Einen Schritt in Richtung Deregulierung wagen

Abbildung 1: Was sind aus Ihrer Sicht die drei größten Risiken, welche professionelle Anleger derzeit am stärksten beschäftigen sollten?

Alexander Gerstadt, Vorsitzender des Vorstands, GAM (Deutschland) AG, Frankfurt am Main - Ist das regulative Umfeld angesichts der Herausforderungen, vor denen institutionelle Anleger an den Kapitalmärkten stehen, noch stimmig? Der Autor beantwortet diese Frage mit einem klaren Nein. Als störend empfindet er die zunehmend eingeschränkte Freiheit der Anlageentscheidung für institutionelle Anleger, durch die er nicht zuletzt die Bewegungsfreiheit von Vorsorgeeinrichtungen und damit die Chancen auf attraktive Renditen für ungebührend eingeschränkt hält. Der Tendenz nach spricht er sich gegen Vorgaben für die Nutzung einzelner Assetklassen oder teils sogar deren kompletten Ausschluss aus und plädiert stattdessen für die Vorgabe konkreter Risikoregeln und -budgets für institutionelle Anleger, um diesen bei ihren Anlageentscheidungen eine größere Flexibilität zu ermöglichen. (Red.)

Das regulative Umfeld für den deutschen Finanzsektor wird sich in den kommenden Monaten weiter verschärfen. Solvency II, EU-Trennbankenrichtlinie und die Capital Requirements Regulation (CRR) sind nur einige der Regelwerke, mit denen sich Finanzdienstleister je nach Geschäftsmodell auseinandersetzen müssen.

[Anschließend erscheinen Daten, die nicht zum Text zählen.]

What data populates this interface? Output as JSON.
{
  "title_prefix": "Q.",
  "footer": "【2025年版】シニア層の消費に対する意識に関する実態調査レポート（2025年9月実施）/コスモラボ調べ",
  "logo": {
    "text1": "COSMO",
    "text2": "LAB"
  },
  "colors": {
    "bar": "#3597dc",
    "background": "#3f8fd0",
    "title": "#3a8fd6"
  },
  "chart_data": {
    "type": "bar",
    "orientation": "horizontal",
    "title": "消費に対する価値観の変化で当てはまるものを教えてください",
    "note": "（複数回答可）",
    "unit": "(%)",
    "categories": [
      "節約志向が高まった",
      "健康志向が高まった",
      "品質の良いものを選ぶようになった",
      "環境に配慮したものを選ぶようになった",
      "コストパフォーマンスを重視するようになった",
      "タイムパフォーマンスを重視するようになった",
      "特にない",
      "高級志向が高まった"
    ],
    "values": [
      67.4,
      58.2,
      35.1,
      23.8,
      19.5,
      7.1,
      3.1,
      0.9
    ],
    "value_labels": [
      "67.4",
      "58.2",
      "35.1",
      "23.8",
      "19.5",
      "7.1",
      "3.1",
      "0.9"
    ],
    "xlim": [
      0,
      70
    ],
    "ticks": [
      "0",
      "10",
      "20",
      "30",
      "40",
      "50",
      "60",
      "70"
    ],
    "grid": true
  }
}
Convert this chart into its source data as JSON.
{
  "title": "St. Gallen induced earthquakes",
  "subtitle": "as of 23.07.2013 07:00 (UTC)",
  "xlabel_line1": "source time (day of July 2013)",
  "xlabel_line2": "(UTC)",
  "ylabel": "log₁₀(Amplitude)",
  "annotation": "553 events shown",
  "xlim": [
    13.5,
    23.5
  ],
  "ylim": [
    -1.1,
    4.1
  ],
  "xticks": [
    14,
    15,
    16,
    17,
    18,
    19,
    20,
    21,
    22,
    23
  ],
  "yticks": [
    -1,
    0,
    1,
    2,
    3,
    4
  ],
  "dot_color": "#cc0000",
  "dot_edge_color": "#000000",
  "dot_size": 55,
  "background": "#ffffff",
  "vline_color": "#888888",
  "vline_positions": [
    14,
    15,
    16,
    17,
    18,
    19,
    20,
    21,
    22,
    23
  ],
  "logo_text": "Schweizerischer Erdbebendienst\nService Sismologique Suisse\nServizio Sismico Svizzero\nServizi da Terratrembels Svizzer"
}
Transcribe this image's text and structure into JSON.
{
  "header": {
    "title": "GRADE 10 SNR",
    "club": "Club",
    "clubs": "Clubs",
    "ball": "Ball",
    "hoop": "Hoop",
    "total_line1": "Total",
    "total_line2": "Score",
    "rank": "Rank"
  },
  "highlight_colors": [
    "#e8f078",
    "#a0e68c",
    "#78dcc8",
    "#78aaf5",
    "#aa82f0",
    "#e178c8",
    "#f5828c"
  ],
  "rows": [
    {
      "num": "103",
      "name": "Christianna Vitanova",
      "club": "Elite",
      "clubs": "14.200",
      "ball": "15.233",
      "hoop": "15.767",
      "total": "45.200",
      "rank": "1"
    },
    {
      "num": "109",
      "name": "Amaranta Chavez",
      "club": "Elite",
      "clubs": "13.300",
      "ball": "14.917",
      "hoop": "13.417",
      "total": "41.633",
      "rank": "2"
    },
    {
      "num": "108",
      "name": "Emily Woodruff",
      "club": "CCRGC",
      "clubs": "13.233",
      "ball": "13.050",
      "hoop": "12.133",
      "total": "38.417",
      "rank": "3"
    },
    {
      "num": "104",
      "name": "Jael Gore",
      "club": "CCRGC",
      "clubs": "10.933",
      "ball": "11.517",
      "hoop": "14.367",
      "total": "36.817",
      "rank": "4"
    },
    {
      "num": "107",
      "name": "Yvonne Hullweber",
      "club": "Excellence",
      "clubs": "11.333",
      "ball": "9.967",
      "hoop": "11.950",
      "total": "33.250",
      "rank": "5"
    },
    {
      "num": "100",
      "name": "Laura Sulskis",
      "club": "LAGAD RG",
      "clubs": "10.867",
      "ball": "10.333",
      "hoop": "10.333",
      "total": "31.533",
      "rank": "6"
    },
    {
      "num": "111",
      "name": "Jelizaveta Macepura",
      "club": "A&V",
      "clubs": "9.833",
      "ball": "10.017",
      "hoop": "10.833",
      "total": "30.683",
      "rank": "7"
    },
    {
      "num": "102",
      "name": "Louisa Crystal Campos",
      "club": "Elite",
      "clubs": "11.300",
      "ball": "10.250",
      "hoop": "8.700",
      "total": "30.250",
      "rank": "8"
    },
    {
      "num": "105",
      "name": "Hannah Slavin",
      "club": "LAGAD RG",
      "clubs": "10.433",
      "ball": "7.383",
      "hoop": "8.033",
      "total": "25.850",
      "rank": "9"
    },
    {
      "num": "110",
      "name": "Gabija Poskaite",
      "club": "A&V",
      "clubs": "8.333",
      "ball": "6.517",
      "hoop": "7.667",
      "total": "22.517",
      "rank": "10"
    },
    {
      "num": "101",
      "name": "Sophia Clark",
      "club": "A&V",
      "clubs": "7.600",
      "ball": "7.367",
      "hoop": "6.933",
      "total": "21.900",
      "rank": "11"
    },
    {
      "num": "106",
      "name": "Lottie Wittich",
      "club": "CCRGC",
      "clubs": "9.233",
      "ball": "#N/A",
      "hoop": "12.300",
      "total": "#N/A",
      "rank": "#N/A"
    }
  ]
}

Klar ist schon jetzt, dass damit die Herausforderungen in einem ohnehin schwierigen Marktumfeld, das von intensiven Wettbewerb, rückläufigen Margen und niedrigen Erträgen geprägt ist, weiter steigen werden.

Begrenzter Spielraum für neue Anlagestrategien

Bereits heute fällt es Lebensversicherern, Pensionskassen und Vorsorgewerken angesichts der niedrigen Verzinsung sicherer Anleihen zunehmend schwer, abgegebene Garantieversprechen einzuhalten und gesteckte Renditeziele zu erreichen. Diese festen Renditeziele haben Banken in der Regel zwar nicht. Sie sehen sich allerdings mit deutlich gestiegenen Regulierungs kosten konfrontiert, unter anderem verursacht durch die Meldepflichten zu Großkrediten, Mindestanforderungen an das Risikomanagement oder den intensiv diskutierten Stresstests. Dies drückt auf ihre Ertragskraft, was es erschwert, die Ansprüche ihrer Anteilseigner bedienen und zukünftige Kapitalanforderungen erfüllen zu können.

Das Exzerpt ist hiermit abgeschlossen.